Title : Production of hydrogen by catalytic partial dehydrogenation of a commercial fuel for HT PEM fuel cell applications
Abstract:
Integration of fuel cell systems in electrified transportation calls for the development of efficient processes for high purity hydrogen supply. Partial dehydrogenation of liquid fuels has recently emerged as a transition technology for hydrogen delivery purposes. The reaction is carried out on a complex mixture of hydrocarbons and the principle is to extract from fossil fuels a small fraction of the available hydrogen, which is used by the fuel cell, while the dehydrogenated hydrocarbon mixture retains suitable properties for its use as a fuel in a combustion engine. The challenges lie in improvement of hydrogen productivity without detriment to the purity of the hydrogen generated, which requires development, optimisation and scale-up of advanced catalysts, as well as process optimisation.

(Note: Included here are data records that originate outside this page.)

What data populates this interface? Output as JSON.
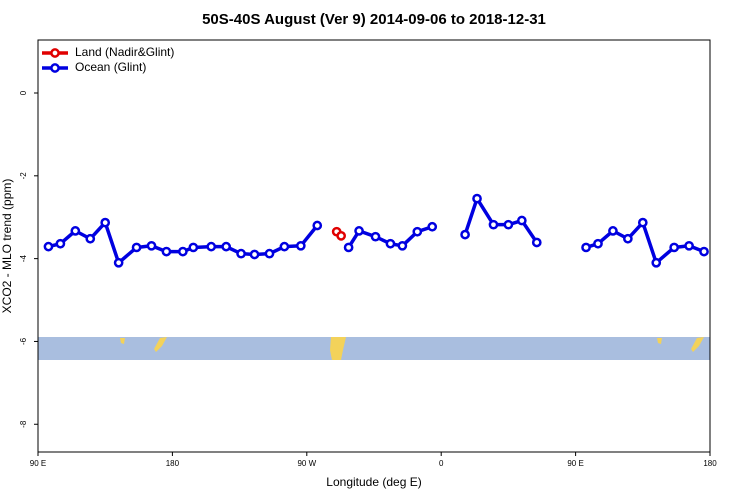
{
  "chart_data": {
    "type": "line",
    "title": "50S-40S August (Ver 9)   2014-09-06 to 2018-12-31",
    "x_label": "Longitude (deg E)",
    "y_label": "XCO2 - MLO trend (ppm)",
    "xlim": [
      90,
      540
    ],
    "ylim": [
      -8.67,
      1.28
    ],
    "xticks": [
      {
        "value": 90,
        "label": "90 E"
      },
      180,
      {
        "value": 270,
        "label": "90 W"
      },
      {
        "value": 360,
        "label": "0"
      },
      {
        "value": 450,
        "label": "90 E"
      },
      {
        "value": 540,
        "label": "180"
      }
    ],
    "yticks": [
      0,
      -2,
      -4,
      -6,
      -8
    ],
    "legend": "top-left",
    "series": [
      {
        "name": "Land (Nadir&Glint)",
        "color": "#e00000",
        "x": [
          290,
          293
        ],
        "values": [
          -3.35,
          -3.45
        ]
      },
      {
        "name": "Ocean (Glint)",
        "color": "#0000e0",
        "x": [
          97,
          105,
          115,
          125,
          135,
          144,
          156,
          166,
          176,
          187,
          194,
          206,
          216,
          226,
          235,
          245,
          255,
          266,
          277,
          287,
          298,
          305,
          316,
          326,
          334,
          344,
          354,
          365,
          376,
          384,
          395,
          405,
          414,
          424,
          440,
          457,
          465,
          475,
          485,
          495,
          504,
          516,
          526,
          536
        ],
        "values": [
          -3.71,
          -3.64,
          -3.33,
          -3.52,
          -3.13,
          -4.1,
          -3.73,
          -3.69,
          -3.83,
          -3.83,
          -3.73,
          -3.71,
          -3.71,
          -3.88,
          -3.9,
          -3.88,
          -3.71,
          -3.69,
          -3.2,
          null,
          -3.73,
          -3.33,
          -3.47,
          -3.64,
          -3.69,
          -3.35,
          -3.23,
          null,
          -3.42,
          -2.55,
          -3.18,
          -3.18,
          -3.08,
          -3.61,
          null,
          -3.73,
          -3.64,
          -3.33,
          -3.52,
          -3.13,
          -4.1,
          -3.73,
          -3.69,
          -3.83
        ]
      }
    ]
  }
}
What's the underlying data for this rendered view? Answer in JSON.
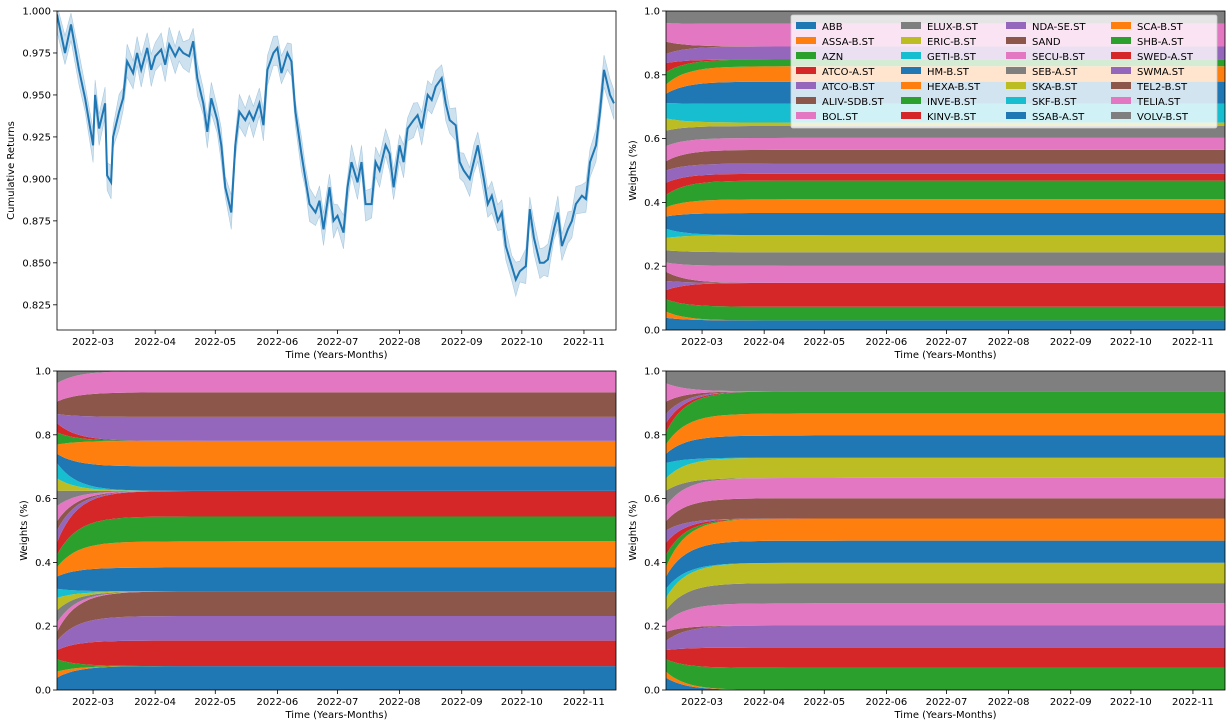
{
  "chart_data": [
    {
      "type": "line",
      "panel": "top-left",
      "xlabel": "Time (Years-Months)",
      "ylabel": "Cumulative Returns",
      "xlim": [
        "2022-02-11",
        "2022-11-17"
      ],
      "ylim": [
        0.81,
        1.0
      ],
      "xticks": [
        {
          "date": "2022-03-01",
          "label": "2022-03"
        },
        {
          "date": "2022-04-01",
          "label": "2022-04"
        },
        {
          "date": "2022-05-01",
          "label": "2022-05"
        },
        {
          "date": "2022-06-01",
          "label": "2022-06"
        },
        {
          "date": "2022-07-01",
          "label": "2022-07"
        },
        {
          "date": "2022-08-01",
          "label": "2022-08"
        },
        {
          "date": "2022-09-01",
          "label": "2022-09"
        },
        {
          "date": "2022-10-01",
          "label": "2022-10"
        },
        {
          "date": "2022-11-01",
          "label": "2022-11"
        }
      ],
      "yticks": [
        {
          "value": 0.825,
          "label": "0.825"
        },
        {
          "value": 0.85,
          "label": "0.850"
        },
        {
          "value": 0.875,
          "label": "0.875"
        },
        {
          "value": 0.9,
          "label": "0.900"
        },
        {
          "value": 0.925,
          "label": "0.925"
        },
        {
          "value": 0.95,
          "label": "0.950"
        },
        {
          "value": 0.975,
          "label": "0.975"
        },
        {
          "value": 1.0,
          "label": "1.000"
        }
      ],
      "reference_line": 1.0,
      "line_color": "#1f77b4",
      "band_color": "#1f77b4",
      "band_halfwidth": 0.008,
      "series": [
        {
          "x": [
            "2022-02-11",
            "2022-02-15",
            "2022-02-18",
            "2022-02-22",
            "2022-02-25",
            "2022-03-01",
            "2022-03-02",
            "2022-03-04",
            "2022-03-07",
            "2022-03-08",
            "2022-03-10",
            "2022-03-11",
            "2022-03-14",
            "2022-03-16",
            "2022-03-18",
            "2022-03-21",
            "2022-03-23",
            "2022-03-25",
            "2022-03-28",
            "2022-03-30",
            "2022-04-01",
            "2022-04-04",
            "2022-04-06",
            "2022-04-08",
            "2022-04-11",
            "2022-04-13",
            "2022-04-15",
            "2022-04-18",
            "2022-04-20",
            "2022-04-22",
            "2022-04-25",
            "2022-04-27",
            "2022-04-29",
            "2022-05-02",
            "2022-05-04",
            "2022-05-06",
            "2022-05-09",
            "2022-05-11",
            "2022-05-13",
            "2022-05-16",
            "2022-05-18",
            "2022-05-20",
            "2022-05-23",
            "2022-05-25",
            "2022-05-27",
            "2022-05-30",
            "2022-06-01",
            "2022-06-03",
            "2022-06-06",
            "2022-06-08",
            "2022-06-10",
            "2022-06-13",
            "2022-06-15",
            "2022-06-17",
            "2022-06-20",
            "2022-06-22",
            "2022-06-24",
            "2022-06-27",
            "2022-06-29",
            "2022-07-01",
            "2022-07-04",
            "2022-07-06",
            "2022-07-08",
            "2022-07-11",
            "2022-07-13",
            "2022-07-15",
            "2022-07-18",
            "2022-07-20",
            "2022-07-22",
            "2022-07-25",
            "2022-07-27",
            "2022-07-29",
            "2022-08-01",
            "2022-08-03",
            "2022-08-05",
            "2022-08-08",
            "2022-08-10",
            "2022-08-12",
            "2022-08-15",
            "2022-08-17",
            "2022-08-19",
            "2022-08-22",
            "2022-08-24",
            "2022-08-26",
            "2022-08-29",
            "2022-08-31",
            "2022-09-02",
            "2022-09-05",
            "2022-09-07",
            "2022-09-09",
            "2022-09-12",
            "2022-09-14",
            "2022-09-16",
            "2022-09-19",
            "2022-09-21",
            "2022-09-23",
            "2022-09-26",
            "2022-09-28",
            "2022-09-30",
            "2022-10-03",
            "2022-10-05",
            "2022-10-07",
            "2022-10-10",
            "2022-10-12",
            "2022-10-14",
            "2022-10-17",
            "2022-10-19",
            "2022-10-21",
            "2022-10-24",
            "2022-10-26",
            "2022-10-28",
            "2022-10-31",
            "2022-11-02",
            "2022-11-04",
            "2022-11-07",
            "2022-11-09",
            "2022-11-11",
            "2022-11-14",
            "2022-11-16"
          ],
          "y": [
            0.998,
            0.975,
            0.992,
            0.965,
            0.948,
            0.92,
            0.95,
            0.93,
            0.945,
            0.902,
            0.898,
            0.925,
            0.94,
            0.948,
            0.97,
            0.963,
            0.975,
            0.965,
            0.978,
            0.965,
            0.973,
            0.977,
            0.968,
            0.98,
            0.973,
            0.978,
            0.975,
            0.973,
            0.982,
            0.96,
            0.945,
            0.928,
            0.948,
            0.935,
            0.92,
            0.895,
            0.88,
            0.92,
            0.94,
            0.935,
            0.94,
            0.935,
            0.945,
            0.932,
            0.965,
            0.975,
            0.978,
            0.963,
            0.975,
            0.97,
            0.94,
            0.915,
            0.9,
            0.885,
            0.88,
            0.887,
            0.87,
            0.895,
            0.875,
            0.878,
            0.868,
            0.895,
            0.91,
            0.898,
            0.91,
            0.885,
            0.885,
            0.91,
            0.905,
            0.92,
            0.915,
            0.895,
            0.92,
            0.91,
            0.93,
            0.935,
            0.938,
            0.93,
            0.95,
            0.947,
            0.955,
            0.96,
            0.945,
            0.935,
            0.932,
            0.91,
            0.905,
            0.9,
            0.91,
            0.92,
            0.9,
            0.885,
            0.89,
            0.875,
            0.88,
            0.86,
            0.848,
            0.84,
            0.845,
            0.848,
            0.882,
            0.865,
            0.85,
            0.85,
            0.852,
            0.87,
            0.88,
            0.86,
            0.87,
            0.875,
            0.885,
            0.89,
            0.888,
            0.91,
            0.92,
            0.94,
            0.965,
            0.95,
            0.945
          ]
        }
      ]
    },
    {
      "type": "area",
      "panel": "top-right",
      "xlabel": "Time (Years-Months)",
      "ylabel": "Weights (%)",
      "xlim": [
        "2022-02-11",
        "2022-11-17"
      ],
      "ylim": [
        0,
        1
      ],
      "yticks": [
        {
          "value": 0.0,
          "label": "0.0"
        },
        {
          "value": 0.2,
          "label": "0.2"
        },
        {
          "value": 0.4,
          "label": "0.4"
        },
        {
          "value": 0.6,
          "label": "0.6"
        },
        {
          "value": 0.8,
          "label": "0.8"
        },
        {
          "value": 1.0,
          "label": "1.0"
        }
      ],
      "legend": {
        "location": "upper-right",
        "columns": 4,
        "entries": [
          "ABB",
          "ASSA-B.ST",
          "AZN",
          "ATCO-A.ST",
          "ATCO-B.ST",
          "ALIV-SDB.ST",
          "BOL.ST",
          "ELUX-B.ST",
          "ERIC-B.ST",
          "GETI-B.ST",
          "HM-B.ST",
          "HEXA-B.ST",
          "INVE-B.ST",
          "KINV-B.ST",
          "NDA-SE.ST",
          "SAND",
          "SECU-B.ST",
          "SEB-A.ST",
          "SKA-B.ST",
          "SKF-B.ST",
          "SSAB-A.ST",
          "SCA-B.ST",
          "SHB-A.ST",
          "SWED-A.ST",
          "SWMA.ST",
          "TEL2-B.ST",
          "TELIA.ST",
          "VOLV-B.ST"
        ]
      },
      "series_weights": {
        "start": [
          0.04,
          0.02,
          0.04,
          0.03,
          0.03,
          0.03,
          0.03,
          0.04,
          0.04,
          0.03,
          0.04,
          0.03,
          0.04,
          0.04,
          0.04,
          0.03,
          0.05,
          0.05,
          0.04,
          0.05,
          0.03,
          0.03,
          0.04,
          0.03,
          0.03,
          0.04,
          0.06,
          0.04
        ],
        "steady": [
          0.028,
          0.0,
          0.04,
          0.07,
          0.0,
          0.0,
          0.05,
          0.04,
          0.05,
          0.0,
          0.065,
          0.04,
          0.055,
          0.02,
          0.03,
          0.04,
          0.035,
          0.035,
          0.01,
          0.055,
          0.065,
          0.045,
          0.02,
          0.0,
          0.038,
          0.0,
          0.067,
          0.037
        ]
      }
    },
    {
      "type": "area",
      "panel": "bottom-left",
      "xlabel": "Time (Years-Months)",
      "ylabel": "Weights (%)",
      "xlim": [
        "2022-02-11",
        "2022-11-17"
      ],
      "ylim": [
        0,
        1
      ],
      "yticks": [
        {
          "value": 0.0,
          "label": "0.0"
        },
        {
          "value": 0.2,
          "label": "0.2"
        },
        {
          "value": 0.4,
          "label": "0.4"
        },
        {
          "value": 0.6,
          "label": "0.6"
        },
        {
          "value": 0.8,
          "label": "0.8"
        },
        {
          "value": 1.0,
          "label": "1.0"
        }
      ],
      "series_weights": {
        "start": [
          0.04,
          0.02,
          0.04,
          0.03,
          0.03,
          0.03,
          0.03,
          0.04,
          0.04,
          0.03,
          0.04,
          0.03,
          0.04,
          0.04,
          0.04,
          0.03,
          0.05,
          0.05,
          0.04,
          0.05,
          0.03,
          0.03,
          0.04,
          0.03,
          0.03,
          0.04,
          0.06,
          0.04
        ],
        "steady": [
          0.075,
          0.0,
          0.0,
          0.08,
          0.077,
          0.077,
          0.0,
          0.0,
          0.0,
          0.0,
          0.075,
          0.082,
          0.078,
          0.08,
          0.0,
          0.0,
          0.0,
          0.0,
          0.0,
          0.0,
          0.077,
          0.08,
          0.0,
          0.0,
          0.075,
          0.077,
          0.067,
          0.0
        ]
      }
    },
    {
      "type": "area",
      "panel": "bottom-right",
      "xlabel": "Time (Years-Months)",
      "ylabel": "Weights (%)",
      "xlim": [
        "2022-02-11",
        "2022-11-17"
      ],
      "ylim": [
        0,
        1
      ],
      "yticks": [
        {
          "value": 0.0,
          "label": "0.0"
        },
        {
          "value": 0.2,
          "label": "0.2"
        },
        {
          "value": 0.4,
          "label": "0.4"
        },
        {
          "value": 0.6,
          "label": "0.6"
        },
        {
          "value": 0.8,
          "label": "0.8"
        },
        {
          "value": 1.0,
          "label": "1.0"
        }
      ],
      "series_weights": {
        "start": [
          0.04,
          0.02,
          0.04,
          0.03,
          0.03,
          0.03,
          0.03,
          0.04,
          0.04,
          0.03,
          0.04,
          0.03,
          0.04,
          0.04,
          0.04,
          0.03,
          0.05,
          0.05,
          0.04,
          0.05,
          0.03,
          0.03,
          0.04,
          0.03,
          0.03,
          0.04,
          0.06,
          0.04
        ],
        "steady": [
          0.0,
          0.0,
          0.06,
          0.055,
          0.06,
          0.0,
          0.06,
          0.055,
          0.055,
          0.0,
          0.06,
          0.06,
          0.0,
          0.0,
          0.0,
          0.055,
          0.055,
          0.0,
          0.055,
          0.0,
          0.06,
          0.06,
          0.06,
          0.0,
          0.0,
          0.0,
          0.0,
          0.055
        ]
      }
    }
  ],
  "colors": [
    "#1f77b4",
    "#ff7f0e",
    "#2ca02c",
    "#d62728",
    "#9467bd",
    "#8c564b",
    "#e377c2",
    "#7f7f7f",
    "#bcbd22",
    "#17becf"
  ]
}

The choice of the catalyst is crucial for the partial dehydrogenation process; it must produce H2 without compromising the original fuel properties. An ideal catalyst must be sulfur tolerant, generate sufficient hydrogen of high purity, be selective to dehydrogenation and avoid cracking reactions responsible for coke deposition and catalyst deactivation
The partial dehydrogenation (PdH) of a commercial gasoline (SP95E10) was carried out in a continuous flow reactor at 370ºC and 8 bar. The catalyst used was 1 wt% Pt-1 wt%Sn-0,5 wt% In supported on alumina prepared by a sol-gel technique, and the active phase was added by incipient wetness impregnation. This catalytic material showed a very good activity and high selectivity, leading to a gas production of 2300 NL/h•kgcat with 99% hydrogen purity and very low amounts of CO and methane.
The hydrogen produced was fed to a HT-PEM fuel cell operated at 160 °C. At a current density of 200 mA/cm2 the performance of the fuel cell with the hydrogen produced by partial dehydrogenation was close to that obtained with pure hydrogen. The complete recovery of performance to that with pure hydrogen indicates the absence of any irreversible catalyst poisoning effect when using the PdH hydrogen, and no voltage loss over a 13 h period of measurement.